Sie sei schließlich die „Anwältin der Schülerinnen und Schüler“, äußerte sie unlängst in einem Streitgespräch mit der Bildungsministerin Karin Prien (CDU) aus Schleswig-Holstein. Obwohl man nicht recht weiß, woher sie dieses Selbstbewusstsein eigentlich nimmt. Die angebliche Konsequenz dieser Selbstermächtigung: Man müsse sich noch einmal „über Zuständigkeiten unterhalten“. Es sei Zeit dafür, dass der Bund „für ein Mehr an Bildung“ sorge. Es riecht also nach einer Föderalismusreform.

Keine finanziellen Spielräume

Aber da beginnen die Probleme. Ausgerechnet die Bundesbildungsministerin hat in Sachen Bildung in Deutschland nur das zu sagen: überhaupt nichts!

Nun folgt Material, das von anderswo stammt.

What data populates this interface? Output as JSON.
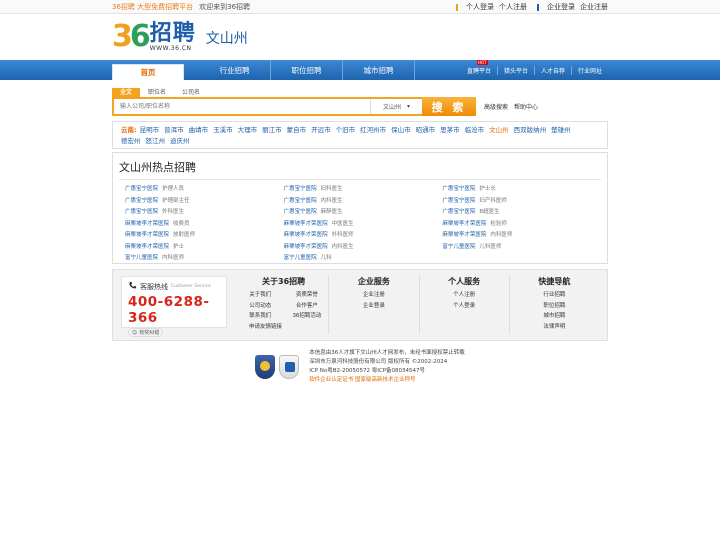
{
  "topbar": {
    "brand": "36招聘 大型免费招聘平台",
    "welcome": "欢迎来到36招聘",
    "personal_login": "个人登录",
    "personal_register": "个人注册",
    "company_login": "企业登录",
    "company_register": "企业注册"
  },
  "header": {
    "logo_num_1": "3",
    "logo_num_2": "6",
    "logo_cn": "招聘",
    "logo_url": "WWW.36.CN",
    "city": "文山州"
  },
  "nav": {
    "items": [
      "首页",
      "行业招聘",
      "职位招聘",
      "城市招聘"
    ],
    "right": [
      "直聘平台",
      "猎头平台",
      "人才自荐",
      "行业网址"
    ],
    "hot_badge": "HOT"
  },
  "search": {
    "tabs": [
      "全文",
      "职位名",
      "公司名"
    ],
    "placeholder": "输入公司/职位名称",
    "city_select": "文山州",
    "button": "搜 索",
    "advanced": "高级搜索",
    "help": "帮助中心"
  },
  "citybar": {
    "label": "云南:",
    "cities": [
      "昆明市",
      "普洱市",
      "曲靖市",
      "玉溪市",
      "大理市",
      "丽江市",
      "蒙自市",
      "开远市",
      "个旧市",
      "红河州市",
      "保山市",
      "昭通市",
      "思茅市",
      "临沧市",
      "文山州",
      "西双版纳州",
      "楚雄州",
      "德宏州",
      "怒江州",
      "迪庆州"
    ],
    "active_city": "文山州"
  },
  "hotjobs": {
    "title": "文山州热点招聘",
    "jobs": [
      {
        "company": "广惠宝宁医院",
        "position": "护理人员"
      },
      {
        "company": "广惠宝宁医院",
        "position": "妇科医生"
      },
      {
        "company": "广惠宝宁医院",
        "position": "护士长"
      },
      {
        "company": "广惠宝宁医院",
        "position": "护理部主任"
      },
      {
        "company": "广惠宝宁医院",
        "position": "内科医生"
      },
      {
        "company": "广惠宝宁医院",
        "position": "妇产科医师"
      },
      {
        "company": "广惠宝宁医院",
        "position": "外科医生"
      },
      {
        "company": "广惠宝宁医院",
        "position": "麻醉医生"
      },
      {
        "company": "广惠宝宁医院",
        "position": "B超医生"
      },
      {
        "company": "麻栗坡李才荣医院",
        "position": "收费员"
      },
      {
        "company": "麻栗坡李才荣医院",
        "position": "中医医生"
      },
      {
        "company": "麻栗坡李才荣医院",
        "position": "检验师"
      },
      {
        "company": "麻栗坡李才荣医院",
        "position": "放射医师"
      },
      {
        "company": "麻栗坡李才荣医院",
        "position": "外科医师"
      },
      {
        "company": "麻栗坡李才荣医院",
        "position": "内科医师"
      },
      {
        "company": "麻栗坡李才荣医院",
        "position": "护士"
      },
      {
        "company": "麻栗坡李才荣医院",
        "position": "内科医生"
      },
      {
        "company": "富宁儿童医院",
        "position": "儿科医师"
      },
      {
        "company": "富宁儿童医院",
        "position": "内科医师"
      },
      {
        "company": "富宁儿童医院",
        "position": "儿科"
      }
    ]
  },
  "footer": {
    "hotline_label": "客服热线",
    "hotline_en": "Customer Service",
    "hotline_number": "400-6288-366",
    "prize": "有奖纠错",
    "cols": [
      {
        "title": "关于36招聘",
        "links": [
          "关于我们",
          "资质荣誉",
          "公司动态",
          "合作客户",
          "联系我们",
          "36招聘活动",
          "申请友情链接"
        ]
      },
      {
        "title": "企业服务",
        "links": [
          "企业注册",
          "企业登录"
        ]
      },
      {
        "title": "个人服务",
        "links": [
          "个人注册",
          "个人登录"
        ]
      },
      {
        "title": "快捷导航",
        "links": [
          "行业招聘",
          "职位招聘",
          "城市招聘",
          "法律声明"
        ]
      }
    ]
  },
  "copyright": {
    "line1": "本信息由36人才旗下文山州人才网发布，未经书面授权禁止转载",
    "line2": "深圳市万泉河科技股份有限公司 版权所有 ©2002-2024",
    "line3": "ICP No粤B2-20050572   粤ICP备08034547号",
    "line4": "软件企业认定证书   国家级高新技术企业称号"
  }
}
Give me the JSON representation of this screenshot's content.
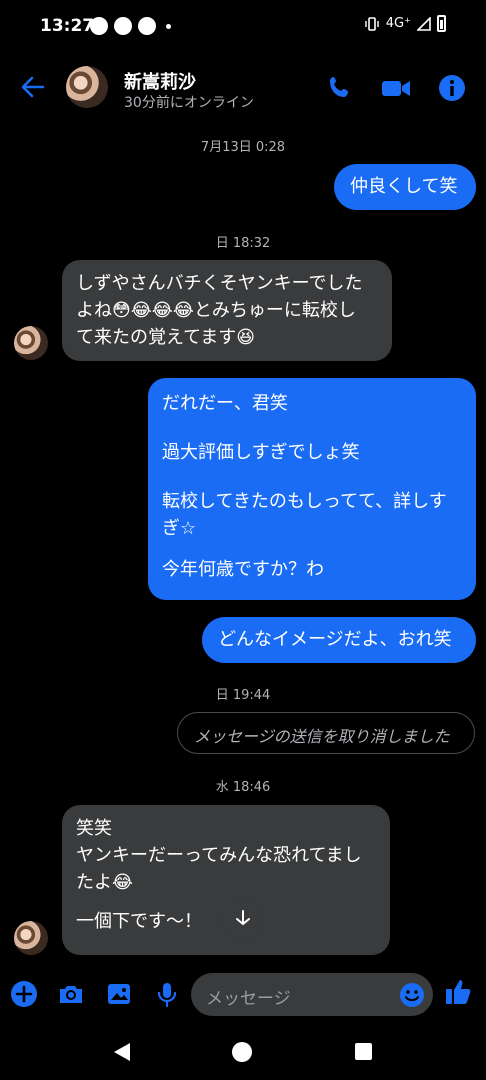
{
  "status_bar": {
    "time": "13:27",
    "network": "4G⁺",
    "app_icons": [
      "messenger-icon",
      "messenger-icon",
      "messenger-icon",
      "messenger-icon"
    ]
  },
  "header": {
    "contact_name": "新嵩莉沙",
    "presence": "30分前にオンライン",
    "accent_color": "#1a6cf5"
  },
  "messages": [
    {
      "type": "timestamp",
      "text": "7月13日 0:28"
    },
    {
      "type": "sent",
      "text": "仲良くして笑"
    },
    {
      "type": "timestamp",
      "text": "日 18:32"
    },
    {
      "type": "received",
      "lines": [
        "しずやさんバチくそヤンキーでした",
        "よね😳😂😂😂とみちゅーに転校し",
        "て来たの覚えてます😆"
      ]
    },
    {
      "type": "sent",
      "paragraphs": [
        "だれだー、君笑",
        "過大評価しすぎでしょ笑",
        "転校してきたのもしってて、詳しす",
        "ぎ☆",
        "今年何歳ですか？わ"
      ]
    },
    {
      "type": "sent",
      "text": "どんなイメージだよ、おれ笑"
    },
    {
      "type": "timestamp",
      "text": "日 19:44"
    },
    {
      "type": "unsent",
      "text": "メッセージの送信を取り消しました"
    },
    {
      "type": "timestamp",
      "text": "水 18:46"
    },
    {
      "type": "received",
      "lines": [
        "笑笑",
        "ヤンキーだーってみんな恐れてまし",
        "たよ😂",
        "",
        "一個下です〜！"
      ]
    }
  ],
  "composer": {
    "placeholder": "メッセージ"
  }
}
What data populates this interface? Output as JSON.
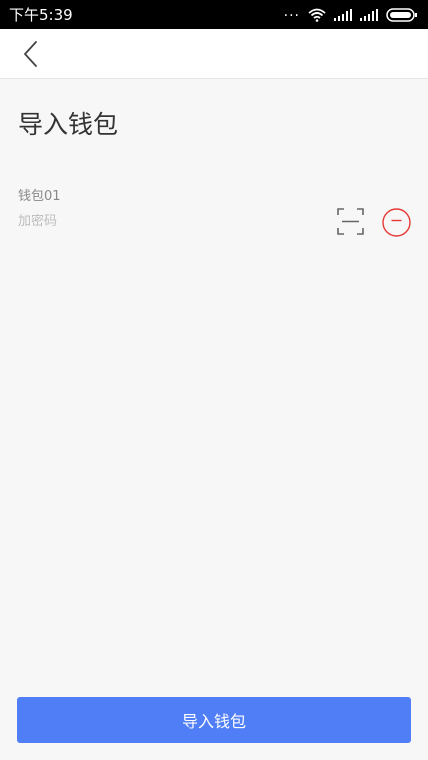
{
  "status_bar": {
    "time": "下午5:39",
    "dots": "...",
    "icons": [
      "wifi-icon",
      "signal-icon",
      "signal-icon",
      "battery-icon"
    ]
  },
  "header": {
    "back_icon": "chevron-left-icon"
  },
  "page": {
    "title": "导入钱包"
  },
  "wallet_entry": {
    "name": "钱包01",
    "password_placeholder": "加密码",
    "password_value": "",
    "scan_icon": "scan-icon",
    "remove_icon": "minus-circle-icon",
    "remove_color": "#e53935"
  },
  "footer": {
    "import_button_label": "导入钱包",
    "button_color": "#4f7ef7"
  }
}
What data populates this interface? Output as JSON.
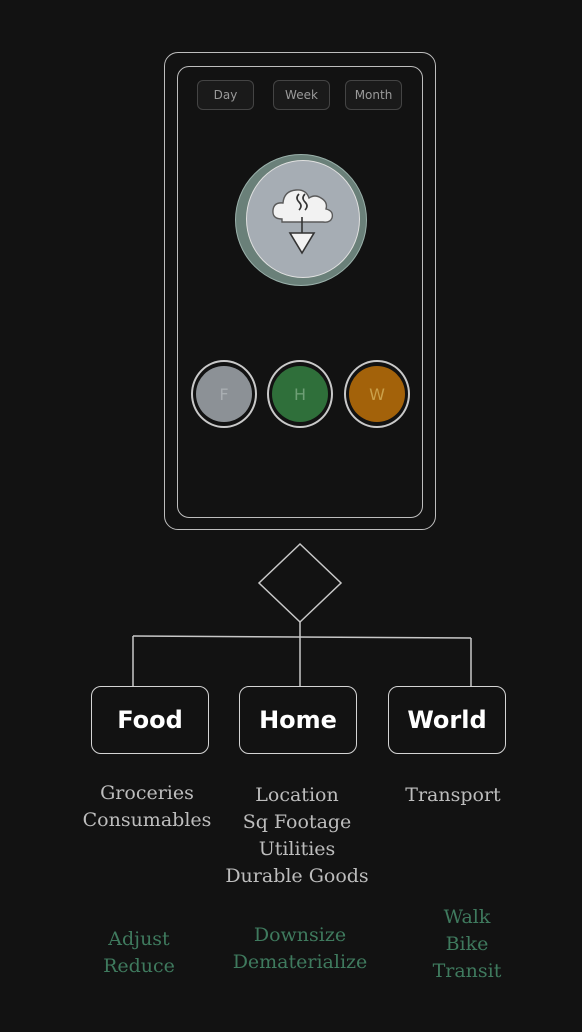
{
  "range_tabs": [
    "Day",
    "Week",
    "Month"
  ],
  "main_icon": "cloud-co2-download-icon",
  "category_buttons": [
    {
      "letter": "F",
      "color": "#8c9196",
      "text_color": "#a9aeb2"
    },
    {
      "letter": "H",
      "color": "#2f6f3a",
      "text_color": "#6e9f75"
    },
    {
      "letter": "W",
      "color": "#a3620a",
      "text_color": "#caa04a"
    }
  ],
  "categories": [
    {
      "title": "Food",
      "items": [
        "Groceries",
        "Consumables"
      ],
      "actions": [
        "Adjust",
        "Reduce"
      ]
    },
    {
      "title": "Home",
      "items": [
        "Location",
        "Sq Footage",
        "Utilities",
        "Durable Goods"
      ],
      "actions": [
        "Downsize",
        "Dematerialize"
      ]
    },
    {
      "title": "World",
      "items": [
        "Transport"
      ],
      "actions": [
        "Walk",
        "Bike",
        "Transit"
      ]
    }
  ],
  "colors": {
    "background": "#121212",
    "accent_green": "#3f7a5e",
    "ring": "#6a8079",
    "face": "#a6adb4"
  }
}
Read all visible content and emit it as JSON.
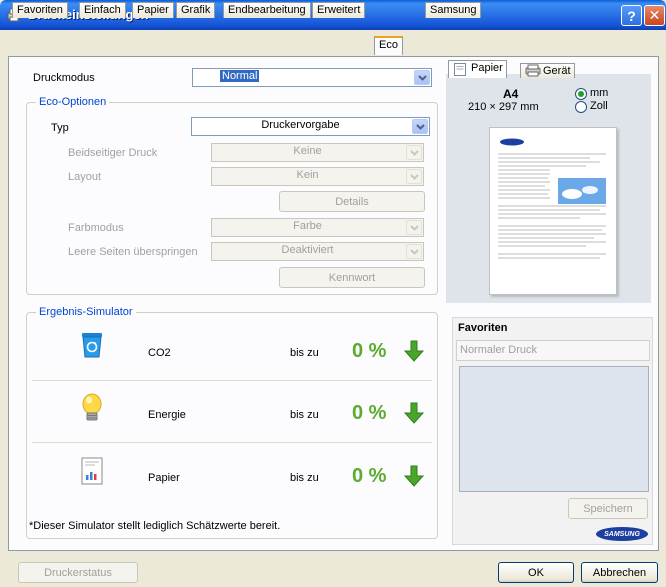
{
  "window": {
    "title": "Druckeinstellungen",
    "help_label": "?",
    "close_label": "✕"
  },
  "tabs": [
    "Favoriten",
    "Einfach",
    "Papier",
    "Grafik",
    "Endbearbeitung",
    "Erweitert",
    "Eco",
    "Samsung"
  ],
  "active_tab": "Eco",
  "print_mode": {
    "label": "Druckmodus",
    "value": "Normal"
  },
  "eco_options": {
    "title": "Eco-Optionen",
    "type_label": "Typ",
    "type_value": "Druckervorgabe",
    "duplex_label": "Beidseitiger Druck",
    "duplex_value": "Keine",
    "layout_label": "Layout",
    "layout_value": "Kein",
    "details_button": "Details",
    "color_mode_label": "Farbmodus",
    "color_mode_value": "Farbe",
    "skip_blank_label": "Leere Seiten überspringen",
    "skip_blank_value": "Deaktiviert",
    "password_button": "Kennwort"
  },
  "simulator": {
    "title": "Ergebnis-Simulator",
    "rows": [
      {
        "name": "CO2",
        "prefix": "bis zu",
        "value": "0 %",
        "icon": "recycle-bin-icon"
      },
      {
        "name": "Energie",
        "prefix": "bis zu",
        "value": "0 %",
        "icon": "light-bulb-icon"
      },
      {
        "name": "Papier",
        "prefix": "bis zu",
        "value": "0 %",
        "icon": "paper-document-icon"
      }
    ],
    "footnote": "*Dieser Simulator stellt lediglich Schätzwerte bereit."
  },
  "preview": {
    "tab_paper": "Papier",
    "tab_device": "Gerät",
    "paper_size": "A4",
    "paper_dims": "210 × 297 mm",
    "unit_mm": "mm",
    "unit_inch": "Zoll",
    "unit_selected": "mm"
  },
  "favorites": {
    "title": "Favoriten",
    "input_placeholder": "Normaler Druck",
    "save_button": "Speichern",
    "brand": "SAMSUNG"
  },
  "bottom": {
    "status_button": "Druckerstatus",
    "ok_button": "OK",
    "cancel_button": "Abbrechen"
  },
  "colors": {
    "accent_blue": "#0046d5",
    "eco_green": "#5bab2e",
    "selection": "#316ac5"
  }
}
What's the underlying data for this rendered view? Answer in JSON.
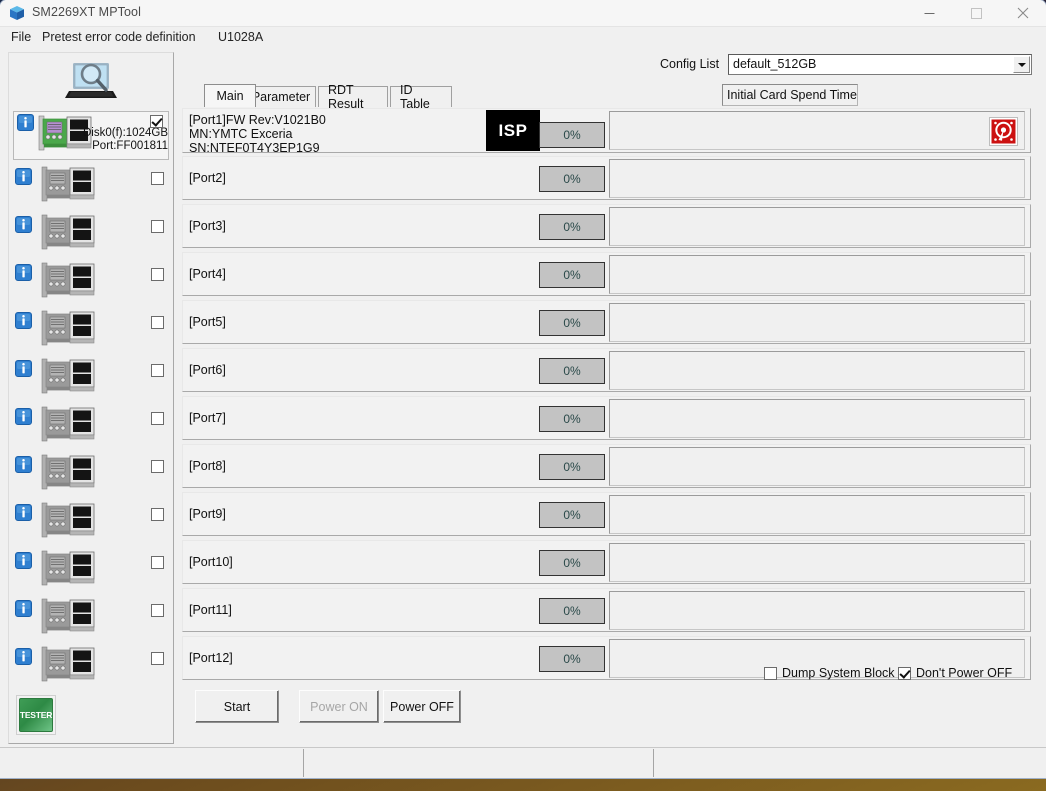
{
  "window": {
    "title": "SM2269XT MPTool",
    "icon": "cube-icon",
    "controls": {
      "minimize": "minimize-icon",
      "maximize": "maximize-icon",
      "close": "close-icon"
    }
  },
  "menu": {
    "items": [
      {
        "label": "File"
      },
      {
        "label": "Pretest error code definition"
      },
      {
        "label": "U1028A"
      }
    ]
  },
  "sidebar": {
    "scan_icon": "laptop-magnifier-icon",
    "tester_button": {
      "label": "TESTER"
    },
    "devices": [
      {
        "info_icon": "info-icon",
        "card_icon": "pcie-card-icon-active",
        "line1": "Disk0(f):1024GB",
        "line2": "Port:FF001811",
        "checked": true
      },
      {
        "info_icon": "info-icon",
        "card_icon": "pcie-card-icon",
        "line1": "",
        "line2": "",
        "checked": false
      },
      {
        "info_icon": "info-icon",
        "card_icon": "pcie-card-icon",
        "line1": "",
        "line2": "",
        "checked": false
      },
      {
        "info_icon": "info-icon",
        "card_icon": "pcie-card-icon",
        "line1": "",
        "line2": "",
        "checked": false
      },
      {
        "info_icon": "info-icon",
        "card_icon": "pcie-card-icon",
        "line1": "",
        "line2": "",
        "checked": false
      },
      {
        "info_icon": "info-icon",
        "card_icon": "pcie-card-icon",
        "line1": "",
        "line2": "",
        "checked": false
      },
      {
        "info_icon": "info-icon",
        "card_icon": "pcie-card-icon",
        "line1": "",
        "line2": "",
        "checked": false
      },
      {
        "info_icon": "info-icon",
        "card_icon": "pcie-card-icon",
        "line1": "",
        "line2": "",
        "checked": false
      },
      {
        "info_icon": "info-icon",
        "card_icon": "pcie-card-icon",
        "line1": "",
        "line2": "",
        "checked": false
      },
      {
        "info_icon": "info-icon",
        "card_icon": "pcie-card-icon",
        "line1": "",
        "line2": "",
        "checked": false
      },
      {
        "info_icon": "info-icon",
        "card_icon": "pcie-card-icon",
        "line1": "",
        "line2": "",
        "checked": false
      },
      {
        "info_icon": "info-icon",
        "card_icon": "pcie-card-icon",
        "line1": "",
        "line2": "",
        "checked": false
      }
    ]
  },
  "config": {
    "label": "Config List",
    "selected": "default_512GB",
    "options": [
      "default_512GB"
    ]
  },
  "tabs": [
    {
      "label": "Main",
      "active": true
    },
    {
      "label": "Parameter",
      "active": false
    },
    {
      "label": "RDT Result",
      "active": false
    },
    {
      "label": "ID Table",
      "active": false
    }
  ],
  "spend_time_label": "Initial Card Spend Time",
  "ports": [
    {
      "label": "[Port1]FW Rev:V1021B0\nMN:YMTC Exceria\nSN:NTEF0T4Y3EP1G9",
      "badge": "ISP",
      "progress": "0%",
      "has_badge": true,
      "has_drive_icon": true
    },
    {
      "label": "[Port2]",
      "badge": "",
      "progress": "0%",
      "has_badge": false,
      "has_drive_icon": false
    },
    {
      "label": "[Port3]",
      "badge": "",
      "progress": "0%",
      "has_badge": false,
      "has_drive_icon": false
    },
    {
      "label": "[Port4]",
      "badge": "",
      "progress": "0%",
      "has_badge": false,
      "has_drive_icon": false
    },
    {
      "label": "[Port5]",
      "badge": "",
      "progress": "0%",
      "has_badge": false,
      "has_drive_icon": false
    },
    {
      "label": "[Port6]",
      "badge": "",
      "progress": "0%",
      "has_badge": false,
      "has_drive_icon": false
    },
    {
      "label": "[Port7]",
      "badge": "",
      "progress": "0%",
      "has_badge": false,
      "has_drive_icon": false
    },
    {
      "label": "[Port8]",
      "badge": "",
      "progress": "0%",
      "has_badge": false,
      "has_drive_icon": false
    },
    {
      "label": "[Port9]",
      "badge": "",
      "progress": "0%",
      "has_badge": false,
      "has_drive_icon": false
    },
    {
      "label": "[Port10]",
      "badge": "",
      "progress": "0%",
      "has_badge": false,
      "has_drive_icon": false
    },
    {
      "label": "[Port11]",
      "badge": "",
      "progress": "0%",
      "has_badge": false,
      "has_drive_icon": false
    },
    {
      "label": "[Port12]",
      "badge": "",
      "progress": "0%",
      "has_badge": false,
      "has_drive_icon": false
    }
  ],
  "buttons": {
    "start": "Start",
    "power_on": "Power ON",
    "power_on_disabled": true,
    "power_off": "Power OFF"
  },
  "checkboxes": {
    "dump_system_block": {
      "label": "Dump System Block",
      "checked": false
    },
    "dont_power_off": {
      "label": "Don't Power OFF",
      "checked": true
    }
  },
  "statusbar": {
    "panels": [
      "",
      "",
      ""
    ]
  },
  "colors": {
    "window_bg": "#f0f0f0",
    "badge_bg": "#000000",
    "progress_bg": "#c3c3c3",
    "tester_green": "#3f9d56",
    "drive_red": "#cc1111",
    "info_blue": "#2f7fd0"
  }
}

Der Bildungsbereich ist nämlich verfassungsrechtlich die Kernkompetenz der Länder. Das einzige, was sie tun kann, ist das Folgende: Die Länder mit Geld überschütten und an diese Finanzflüsse Bedingungen knüpfen. Ihr einziges Instrument ist im Grunde die Bestechung. 

Nur gibt es ein Problem: Seit Neuestem hält das Bundesfinanzministerium das Geld wieder zusammen. Die staatlichen Einnahmen steigen infolge der Inflation zwar deutlich an, aber genauso explodieren die Ausgaben des Staates, darunter die Zinslasten. Keine Spielräume für bildungspolitisches Spielgeld also. Da trifft es sich gut, dass Stark-Watzinger schon einmal darauf hinwies, dass die Höhe der Bildungsausgaben im internationalen Vergleich schon heute gar nicht so schlecht sei. Anders ist es hingegen bei den Leistungen der Schüler.

Die verfassungsrechtliche Lage

Keine Macht, kein Geld, aber viele Probleme. Ungefähr das ist die Lage der Bundesbildungsministerin. Ihr Problem: Selbst in der medialen Öffentlichkeit wird zuverlässig die verfassungsrechtliche Lage ignoriert, dass Stark-Watzinger von Amts wegen weder politisch kompetent noch zuständig ist. Ihr werden öffentlich Heilungskräfte und Aufgaben zugesprochen, die sie einfach nicht hat. Und sie begeht auch noch den Fehler, den öffentlichen Rufen Folge zu leisten. Zu diesem Zweck hat sie zu einem öffentlichen, nationalen Bildungsgipfel geladen und ihn am Ende ganz alleine geplant. Das muss man wohl aus einer Antwort aus der Pressestelle ihres eigenen Ministeriums schlussfolgern.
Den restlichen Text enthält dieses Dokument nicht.